Panne zum Start der neuen Steuernummer: Im niedersächsischen Stade haben viele Einwohner falsche Namen und Nationalitäten erhalten - nun ist auf dem Meldeamt die Hölle los.

Daniela Kuhr

Eigentlich heißt Dirk Kraska Dirk Kraska und ist in Celle geboren. Doch am Freitag vergangener Woche erhielt der 48-Jährige einen Brief vom Bundeszentralamt für Steuern aus Bonn, das ihm seine neue Steuer-Identifikationsnummer mitteilte. Hunderttausende Bürger bekommen in diesen Tagen ähnliche Schreiben.

Fehlstart der neuen Steuernummer: Peinliche Datenpanne beim Einwohnermeldeamt in Stade: Zahlreiche Einwohner haben Bescheide mit falschen Geburtsnamen erhalten.

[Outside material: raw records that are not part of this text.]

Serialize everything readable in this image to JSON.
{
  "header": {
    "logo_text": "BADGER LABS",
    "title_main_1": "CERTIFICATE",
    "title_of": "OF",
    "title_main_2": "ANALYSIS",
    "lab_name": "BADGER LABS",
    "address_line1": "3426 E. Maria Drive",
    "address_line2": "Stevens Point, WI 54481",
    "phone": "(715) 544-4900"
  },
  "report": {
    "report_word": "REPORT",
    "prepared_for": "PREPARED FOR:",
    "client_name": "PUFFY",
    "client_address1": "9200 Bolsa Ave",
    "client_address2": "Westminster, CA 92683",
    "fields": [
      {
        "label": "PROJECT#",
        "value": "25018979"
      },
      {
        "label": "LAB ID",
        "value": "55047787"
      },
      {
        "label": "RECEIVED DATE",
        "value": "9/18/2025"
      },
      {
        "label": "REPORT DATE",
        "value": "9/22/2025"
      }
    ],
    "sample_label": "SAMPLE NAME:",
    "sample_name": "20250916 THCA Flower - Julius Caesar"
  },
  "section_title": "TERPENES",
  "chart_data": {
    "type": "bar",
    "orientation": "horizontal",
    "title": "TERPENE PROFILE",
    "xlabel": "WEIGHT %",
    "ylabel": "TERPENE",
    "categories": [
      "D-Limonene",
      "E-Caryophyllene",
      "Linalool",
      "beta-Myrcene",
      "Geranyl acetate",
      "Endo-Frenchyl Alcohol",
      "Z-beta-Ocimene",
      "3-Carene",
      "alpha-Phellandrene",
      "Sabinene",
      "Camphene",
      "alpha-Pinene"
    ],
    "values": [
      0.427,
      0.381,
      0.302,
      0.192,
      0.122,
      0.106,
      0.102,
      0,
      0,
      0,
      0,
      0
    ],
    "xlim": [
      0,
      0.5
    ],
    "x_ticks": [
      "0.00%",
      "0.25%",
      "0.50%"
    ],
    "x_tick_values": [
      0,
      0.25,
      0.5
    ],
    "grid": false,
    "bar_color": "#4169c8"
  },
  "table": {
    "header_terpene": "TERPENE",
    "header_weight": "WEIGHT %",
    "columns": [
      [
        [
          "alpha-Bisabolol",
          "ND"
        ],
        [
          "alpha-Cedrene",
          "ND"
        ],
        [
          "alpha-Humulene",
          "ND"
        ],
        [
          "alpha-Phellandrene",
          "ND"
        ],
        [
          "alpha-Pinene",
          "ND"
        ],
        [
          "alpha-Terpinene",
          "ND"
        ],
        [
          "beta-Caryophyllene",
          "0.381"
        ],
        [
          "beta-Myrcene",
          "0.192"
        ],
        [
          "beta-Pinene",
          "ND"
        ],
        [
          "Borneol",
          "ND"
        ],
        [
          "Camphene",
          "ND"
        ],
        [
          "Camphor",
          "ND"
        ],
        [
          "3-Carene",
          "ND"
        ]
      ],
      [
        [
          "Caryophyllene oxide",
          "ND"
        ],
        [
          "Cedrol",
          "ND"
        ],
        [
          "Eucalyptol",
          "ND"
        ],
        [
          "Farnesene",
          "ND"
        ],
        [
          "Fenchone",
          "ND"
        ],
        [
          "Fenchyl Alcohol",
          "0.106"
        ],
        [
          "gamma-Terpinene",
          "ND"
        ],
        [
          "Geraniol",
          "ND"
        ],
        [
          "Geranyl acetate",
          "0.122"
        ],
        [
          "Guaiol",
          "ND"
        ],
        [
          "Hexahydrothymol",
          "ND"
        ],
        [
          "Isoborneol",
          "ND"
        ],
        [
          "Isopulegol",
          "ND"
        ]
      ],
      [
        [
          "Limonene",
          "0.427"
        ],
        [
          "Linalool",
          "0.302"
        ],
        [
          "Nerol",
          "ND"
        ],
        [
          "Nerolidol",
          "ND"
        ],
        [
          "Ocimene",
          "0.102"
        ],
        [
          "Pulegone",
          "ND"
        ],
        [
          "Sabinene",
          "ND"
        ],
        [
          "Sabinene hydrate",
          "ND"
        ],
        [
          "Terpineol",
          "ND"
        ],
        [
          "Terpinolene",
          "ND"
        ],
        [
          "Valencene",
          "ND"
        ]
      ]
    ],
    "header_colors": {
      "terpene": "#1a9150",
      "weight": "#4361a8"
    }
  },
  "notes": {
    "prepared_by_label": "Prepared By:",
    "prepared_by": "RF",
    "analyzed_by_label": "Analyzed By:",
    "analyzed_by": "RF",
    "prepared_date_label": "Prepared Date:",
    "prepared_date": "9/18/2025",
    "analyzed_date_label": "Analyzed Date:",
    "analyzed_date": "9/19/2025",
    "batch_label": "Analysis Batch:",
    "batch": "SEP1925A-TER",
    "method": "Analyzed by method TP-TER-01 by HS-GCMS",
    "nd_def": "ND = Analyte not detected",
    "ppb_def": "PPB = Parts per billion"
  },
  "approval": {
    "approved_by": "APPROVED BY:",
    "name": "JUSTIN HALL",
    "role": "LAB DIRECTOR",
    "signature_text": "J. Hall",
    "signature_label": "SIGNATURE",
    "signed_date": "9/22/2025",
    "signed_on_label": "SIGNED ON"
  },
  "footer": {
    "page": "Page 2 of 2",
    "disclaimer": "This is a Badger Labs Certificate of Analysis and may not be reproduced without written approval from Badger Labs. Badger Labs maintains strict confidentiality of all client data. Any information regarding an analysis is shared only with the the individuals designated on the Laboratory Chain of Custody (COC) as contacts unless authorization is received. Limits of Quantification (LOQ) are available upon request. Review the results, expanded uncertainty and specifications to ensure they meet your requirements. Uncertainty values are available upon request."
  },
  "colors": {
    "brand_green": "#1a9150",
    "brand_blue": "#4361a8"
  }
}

Peinliche Datenpanne beim Einwohnermeldeamt in Stade: Zahlreiche Einwohner haben Bescheide mit falschen Geburtsnamen erhalten.

(Foto: Foto: AP)

Kraska erfuhr, dass sein Geburtsname Solonin sei und er aus dem Libanon stamme. "Zuerst musste ich schallend loslachen", sagt er, doch dann wurde ihm ziemlich schnell die Tragweite dieses Versehens klar.

80 Millionen Briefe sind nötig

Kraska ist Erster Stadtrat im niedersächsischen Städtchen Stade. Von den 48.000 Einwohnern sei er nicht der einzige, der über Nacht die Identität gewechselt habe: "Bei uns auf dem Meldeamt ist die Hölle los."

Am 1. August hat das Bundeszentralamt für Steuern damit begonnen, die neue Steuer-Identifikationsnummer an sämtliche Einwohner Deutschlands zu verschicken. 80 Millionen Briefe sollen bis zum Jahresende raus. Die Nummer mit elf Ziffern wird nach einer Übergangszeit die klassische Steuernummer ersetzen, die bislang jeder von seinem örtlichen Finanzamt zugeteilt bekam.

Die neue Nummer bleibt ein Leben lang gleich, unabhängig davon, ob jemand den Wohnort wechselt. Nach Aussage des Bundesfinanzministeriums wird mit der Identifikationsnummer vieles leichter. Doch der Auftakt ist offenbar wenig geglückt, zumindest in Stade.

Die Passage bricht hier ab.